KAYITDIŞI ÇALIŞTIRMA VAR

Göçmen ve taşeron işçilerin ağırlıkta olduğuna değinen işçi şunları anlattı: “Çalışanlar olarak yüzde yetmişten fazlamız taşeron olarak çalışıyoruz. Taşeron çalışanlar diğer fabrikalarda olduğu gibi taşeron şirketleri tarafından değil, tarla sahibi usulü kişi üzerinden bulunuyor. Kanunen hiçbir hakları olmayan bu işçiler toplumun en ötekilerinden seçiliyor. Sigorta olmadığı için herhangi bir iş kazası durumunda hastaneye değil eve gönderiliyoruz. Kürt, Suriyeli, Roman aynı zamanda kadın taşeronlar olarak mevcut hiyerarşinin en alt tabakasında yer alıyoruz.”

 

‘BOZUK ÜRÜNLERİ PAKETLİYORUZ’

İşçi gıda fabrikası olan Dardanel’de hem kendilerine verilen yemeğin hem de ürettikleri ürünlerin sağlıksız olduğunu söyledi. İşçi “Yemek sonrasında tüm işçiler mide rahatsızlıklarından yakınıyor, kullanılan ucuz yağlar mide yanması ve şiddetli bulantı yapıyor. Sadece çalışan sağlığını tehdit etmekle de kalmıyor elbette. Fabrika içerisinde kamera ile çekim yapmak yasak çünkü kurtlu ve bozuk ürünleri çekip basına vereceğimizden korkuyorlar. Paketleme esnasında bozuk ve çok bozuk ürünleri ayırıp bozuk ürünleri tekrar kutulayıp tüketiciye sunuyoruz” diye konuştu.

 

‘SENDİKALI OLDUM AMA ARAYAN YOK’

Ücretlerinde yaşanan kesintilere de değinen işçi “Personel kartını bir dakika erken bastığımızda iki saatlik ücret kesintisi yapılıyor. Telefondan saate bakmak da ücret kesintisi nedenlerinden yalnızca biri. Asgari ücretin üzerinde maaş alan sigortalı çalışanların(sayısı her ne kadar az olsa da) sigortası asgari ücret üzerinden yatıyor” ifadelerini kullandı.

 

Sendikalara da seslenen işçi son olarak şunları söyledi: “Ben sendikada örgütlendim ancak iletişime geçen olmadı. Başka sendikalı var mı bunu da bilemiyorum. Bu koşulların düzeltilmesi lazım ve bu da sendikayla olur.”

 

İşçiler ayrıca Dardanel İşçileri Dayanışması twitter hesabından da açıklama yayınladı:


“Dardanel zulmü diğer mektupta yazanlarla sınırlı değil ne yazık ki. Bir önceki mektupta yazanlar güncel problemler olmakla birlikte artık sistemleşmiş ve yer edinmiş birçok problem var. Fabrikada işe alınırken hafta içi günde 9.5 saat mesai hafta sonu tatil olduğu söyleniyor.

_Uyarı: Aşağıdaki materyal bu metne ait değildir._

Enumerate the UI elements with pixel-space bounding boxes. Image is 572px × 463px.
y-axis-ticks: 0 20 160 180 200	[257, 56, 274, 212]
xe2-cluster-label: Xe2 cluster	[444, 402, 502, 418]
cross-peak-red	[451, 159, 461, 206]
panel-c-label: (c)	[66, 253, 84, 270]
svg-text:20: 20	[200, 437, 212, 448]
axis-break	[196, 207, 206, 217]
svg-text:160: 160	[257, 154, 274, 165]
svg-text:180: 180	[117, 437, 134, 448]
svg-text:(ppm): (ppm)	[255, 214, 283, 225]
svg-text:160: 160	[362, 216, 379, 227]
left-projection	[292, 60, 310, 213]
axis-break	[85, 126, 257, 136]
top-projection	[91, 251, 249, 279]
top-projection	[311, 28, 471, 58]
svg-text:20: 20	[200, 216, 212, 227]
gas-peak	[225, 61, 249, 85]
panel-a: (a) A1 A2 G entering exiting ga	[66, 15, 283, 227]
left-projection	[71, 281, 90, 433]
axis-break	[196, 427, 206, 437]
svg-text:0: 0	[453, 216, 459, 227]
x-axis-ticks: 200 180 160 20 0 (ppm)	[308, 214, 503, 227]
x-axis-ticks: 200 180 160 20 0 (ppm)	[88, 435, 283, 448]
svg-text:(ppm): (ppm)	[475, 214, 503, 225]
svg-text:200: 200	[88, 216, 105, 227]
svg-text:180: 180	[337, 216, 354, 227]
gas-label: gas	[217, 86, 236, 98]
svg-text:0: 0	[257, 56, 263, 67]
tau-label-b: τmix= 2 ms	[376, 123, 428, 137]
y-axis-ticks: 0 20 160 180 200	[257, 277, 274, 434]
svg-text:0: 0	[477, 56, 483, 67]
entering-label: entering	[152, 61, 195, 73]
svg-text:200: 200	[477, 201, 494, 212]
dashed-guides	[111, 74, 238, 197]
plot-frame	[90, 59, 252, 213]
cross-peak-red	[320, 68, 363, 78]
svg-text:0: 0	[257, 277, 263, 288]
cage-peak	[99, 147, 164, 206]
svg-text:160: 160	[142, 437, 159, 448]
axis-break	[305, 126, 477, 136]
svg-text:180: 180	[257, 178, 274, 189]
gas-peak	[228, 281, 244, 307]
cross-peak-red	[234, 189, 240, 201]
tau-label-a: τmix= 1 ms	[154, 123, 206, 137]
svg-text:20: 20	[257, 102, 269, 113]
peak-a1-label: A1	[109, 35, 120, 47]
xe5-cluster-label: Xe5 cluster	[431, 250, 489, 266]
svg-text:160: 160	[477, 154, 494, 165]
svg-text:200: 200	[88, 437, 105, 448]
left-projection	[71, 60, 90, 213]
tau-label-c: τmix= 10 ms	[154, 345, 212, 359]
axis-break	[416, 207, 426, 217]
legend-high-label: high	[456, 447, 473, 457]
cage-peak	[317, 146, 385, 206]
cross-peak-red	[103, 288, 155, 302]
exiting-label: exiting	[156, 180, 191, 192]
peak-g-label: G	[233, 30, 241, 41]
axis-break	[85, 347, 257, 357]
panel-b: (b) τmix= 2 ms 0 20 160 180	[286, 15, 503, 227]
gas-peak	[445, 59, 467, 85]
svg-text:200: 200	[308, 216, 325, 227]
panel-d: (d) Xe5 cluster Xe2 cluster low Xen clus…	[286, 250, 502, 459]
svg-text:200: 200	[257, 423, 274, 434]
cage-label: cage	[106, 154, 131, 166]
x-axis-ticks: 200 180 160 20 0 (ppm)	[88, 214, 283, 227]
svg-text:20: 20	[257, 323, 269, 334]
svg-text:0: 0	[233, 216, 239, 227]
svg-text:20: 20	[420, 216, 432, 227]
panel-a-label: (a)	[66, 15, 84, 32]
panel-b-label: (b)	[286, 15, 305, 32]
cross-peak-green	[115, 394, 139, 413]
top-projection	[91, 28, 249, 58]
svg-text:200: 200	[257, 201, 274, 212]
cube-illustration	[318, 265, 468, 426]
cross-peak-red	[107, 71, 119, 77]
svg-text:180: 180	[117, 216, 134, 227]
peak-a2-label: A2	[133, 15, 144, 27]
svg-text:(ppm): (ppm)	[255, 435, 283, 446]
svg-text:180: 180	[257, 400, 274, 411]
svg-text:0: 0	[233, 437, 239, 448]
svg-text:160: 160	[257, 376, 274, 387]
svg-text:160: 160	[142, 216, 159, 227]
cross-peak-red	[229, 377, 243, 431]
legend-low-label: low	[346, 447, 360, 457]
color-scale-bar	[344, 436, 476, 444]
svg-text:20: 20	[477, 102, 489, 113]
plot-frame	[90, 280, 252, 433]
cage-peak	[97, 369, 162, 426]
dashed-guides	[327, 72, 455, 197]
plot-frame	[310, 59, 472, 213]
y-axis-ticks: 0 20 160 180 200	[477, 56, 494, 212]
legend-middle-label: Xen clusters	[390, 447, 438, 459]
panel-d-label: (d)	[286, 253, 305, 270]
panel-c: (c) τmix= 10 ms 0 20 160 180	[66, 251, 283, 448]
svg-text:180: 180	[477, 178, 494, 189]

Her cumartesi zorla mesaiye getiriliyoruz. Aylar süren ordunun ihale dönemlerinde zorunlu 12 saat mesai yapıyoruz. Fabrika şartlarının çok zor olmasından dolayı üç vardiya şeklinde çalışacak eleman sayısı yok. İşe başlayanlar ya işin zorluğuna dayanamıyor kendisi işten çıkıyor ya da saçma bahanelerle işten atılıyor. İşten atılan işçiyi daha sonra taşeron olarak fabrikaya tekrar çağırıyorlar. Taşeron çizmesi ve sigortalı çizmesi birbirinden farklı, sigortalı iş kazası geçirdiğinde hastanede “bütün önlemleri aldık ama ayağı kırıldı” diyebilmek için burnu çelik çizme giyiyor, taşeron ise kendi başının çaresine bakmak zorunda olduğu için ucuz çizmeler giyiyor.

Fokliftler ve yaya yollarının bir ayrımı yok, bunu söylediğimizde “forklift size çarptığında en fazla ürünler devrilir siz ise canınızdan bile olabilirsiniz kendi kendinizi koruyun” deniliyor.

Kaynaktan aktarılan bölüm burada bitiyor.